The only plausible applications I can think of are tasks such as summarizing papers, acting as augmented search engines for datasets and papers, or maybe automating some menial administrative tasks. Useful, for sure, but not revolutionary.
That’s courageous from a CEO of an US company, where the current government doesn’t see burning more oil as being bad for the planet, and is willing to punish everyone who thinks otherwise.
* Higher electricty bills.
* 5-6x cost of RAM, GPUs, and other computer components
* Data centers popping up in their backyards
* An internet inundated with slop
* Slop beginning to infiltrate the video game industry and other creative industries
* AI being used to justify gutting entry level jobs for a generation already screwed by larger, long horizon economic forces
* Grok enabling the creation of revenge porn and CSAM with seemingly no repercussions
* Massive IP theft on a scale previously unheard of
* Etc.
The pros of AI are:
* It can summarize text and transcribe audio decently well.

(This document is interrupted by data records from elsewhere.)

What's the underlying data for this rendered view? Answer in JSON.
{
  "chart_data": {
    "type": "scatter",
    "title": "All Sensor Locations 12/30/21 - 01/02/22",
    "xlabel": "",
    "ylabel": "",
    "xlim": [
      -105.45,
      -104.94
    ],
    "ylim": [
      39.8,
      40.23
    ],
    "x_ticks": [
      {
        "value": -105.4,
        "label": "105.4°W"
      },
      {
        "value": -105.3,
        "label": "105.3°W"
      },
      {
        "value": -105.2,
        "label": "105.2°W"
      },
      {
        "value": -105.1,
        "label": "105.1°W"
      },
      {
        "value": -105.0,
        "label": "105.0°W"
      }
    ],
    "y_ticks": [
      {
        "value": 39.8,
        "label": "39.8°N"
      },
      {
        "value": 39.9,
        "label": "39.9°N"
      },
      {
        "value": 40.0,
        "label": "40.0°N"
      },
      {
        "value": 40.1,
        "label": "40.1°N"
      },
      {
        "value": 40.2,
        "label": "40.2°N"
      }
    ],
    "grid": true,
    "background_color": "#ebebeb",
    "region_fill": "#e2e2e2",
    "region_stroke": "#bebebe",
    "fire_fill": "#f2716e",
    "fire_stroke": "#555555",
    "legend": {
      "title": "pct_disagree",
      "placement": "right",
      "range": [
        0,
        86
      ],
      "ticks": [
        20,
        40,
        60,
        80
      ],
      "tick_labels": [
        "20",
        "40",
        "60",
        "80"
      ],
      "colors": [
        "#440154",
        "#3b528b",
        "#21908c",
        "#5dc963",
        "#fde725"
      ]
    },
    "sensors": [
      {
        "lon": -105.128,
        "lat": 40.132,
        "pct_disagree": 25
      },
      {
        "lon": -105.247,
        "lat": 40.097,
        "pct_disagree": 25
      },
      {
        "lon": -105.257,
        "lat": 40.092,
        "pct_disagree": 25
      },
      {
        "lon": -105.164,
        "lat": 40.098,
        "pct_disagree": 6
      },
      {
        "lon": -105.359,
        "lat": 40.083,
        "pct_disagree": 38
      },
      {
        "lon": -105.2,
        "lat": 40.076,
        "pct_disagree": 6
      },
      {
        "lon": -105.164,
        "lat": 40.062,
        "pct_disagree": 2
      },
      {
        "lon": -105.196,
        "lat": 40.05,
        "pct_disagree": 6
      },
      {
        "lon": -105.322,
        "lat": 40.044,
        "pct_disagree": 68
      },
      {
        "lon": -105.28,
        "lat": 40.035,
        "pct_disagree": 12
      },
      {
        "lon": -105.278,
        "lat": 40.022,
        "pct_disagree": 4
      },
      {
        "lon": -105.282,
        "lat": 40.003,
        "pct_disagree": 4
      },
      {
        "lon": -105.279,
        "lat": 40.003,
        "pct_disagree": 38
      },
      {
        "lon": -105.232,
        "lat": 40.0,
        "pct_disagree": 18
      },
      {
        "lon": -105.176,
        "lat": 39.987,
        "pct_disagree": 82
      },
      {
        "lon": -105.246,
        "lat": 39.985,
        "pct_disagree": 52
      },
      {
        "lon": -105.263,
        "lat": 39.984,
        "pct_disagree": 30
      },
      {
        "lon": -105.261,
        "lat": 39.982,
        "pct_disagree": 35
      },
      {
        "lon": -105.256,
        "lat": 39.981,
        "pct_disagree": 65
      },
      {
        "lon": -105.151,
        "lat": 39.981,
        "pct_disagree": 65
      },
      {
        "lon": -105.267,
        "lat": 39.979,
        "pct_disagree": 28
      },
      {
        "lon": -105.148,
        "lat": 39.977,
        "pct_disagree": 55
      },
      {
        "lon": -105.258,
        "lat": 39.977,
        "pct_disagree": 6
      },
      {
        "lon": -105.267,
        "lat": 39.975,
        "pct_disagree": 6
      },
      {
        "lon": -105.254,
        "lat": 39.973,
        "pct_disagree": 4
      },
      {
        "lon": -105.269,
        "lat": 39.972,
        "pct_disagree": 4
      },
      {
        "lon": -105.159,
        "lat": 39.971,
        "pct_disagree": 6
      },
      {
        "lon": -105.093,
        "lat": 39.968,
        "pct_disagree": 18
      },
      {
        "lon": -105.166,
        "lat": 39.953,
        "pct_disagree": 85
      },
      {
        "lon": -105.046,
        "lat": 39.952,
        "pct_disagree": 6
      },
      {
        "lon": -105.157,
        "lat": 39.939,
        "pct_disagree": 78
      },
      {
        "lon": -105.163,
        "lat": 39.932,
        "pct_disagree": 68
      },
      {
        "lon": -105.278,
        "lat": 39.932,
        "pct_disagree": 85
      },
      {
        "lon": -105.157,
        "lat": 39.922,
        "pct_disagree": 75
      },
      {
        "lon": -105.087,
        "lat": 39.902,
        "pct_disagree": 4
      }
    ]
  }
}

* It can make funny pictures of cats wearing top hats.
* ???
Cause they are able to search the web deeply, search for up to date info/research and synergize all that. You can have back and fourth for as long as you need.
The issue is that using LLMs properly requires a certain skill that more people lack.
There obviously are some compelling use cases for "AI", but it's certainly questionable if any of those are really making people's lives any better, especially if you take "AI" to mean LLMs and fake videos, not more bespoke uses like AlphaFold which is not only beneficial, but also not a resource hog.
I think there are business reasons why they wouldn’t do that, and that makes me sad.
When non techie friends/family bring up AI there are two major topics: 1) the amount of slop is off the charts and 2) said slop is getting harder to recognize which is scary. Sometimes they mention a bit of help in daily tasks at work, but nothing major.
Hi there, friends from another dimension! In my reality, there's a cold front coming from the north. Healthcare is expensive and politics are a mess. But AI? It hallucinates sometimes but it's so much better for searching, ad hoc consultation and as a code assistant than anything I've ever seen. It's not perfect, but it saved me SO much time I decided to pay for it. I'm a penny pincher, so I wouldn't be paying for it otherwise.
I think Satya is talking about cost/benefit. AI is incredibly useful but also incredibly expensive. I think we still need to find the right balance (perhaps slower model releases), but there's no way we'll put the genie back in the bottle.
I hope your AI gets better! Talk to you later!
With all this useless slop, he’s literally arguing against his own point.
No brainwr.
And no, I'm not saying the technology is bad. The business isn't going swimmingly, though.
And yet studies show the opposite [0].
[0] https://www.media.mit.edu/publications/your-brain-on-chatgpt...
There are plenty of uses for AI. Right now, the industry is heavily spending on training new models, improving performance of existing software and hardware, and trying to create niche products.
Power usage for inference will drop dramatically over the next decade, and more models are going to run on-device rather than in the cloud. AI is only going to become more ubiquitous, there's 0% chance it 'fails' and we return to 2020.
I’ve been predicting for a while: free or cheap AI will enshittify and become an addictive ad medium with nerfed capabilities. If you want actually good AI you will have to pay for it, either a much heftier fee or buying or renting compute to run your own. In other words you’ll be paying what it actually costs, so this is really just the disappearance of the bubble subsidy.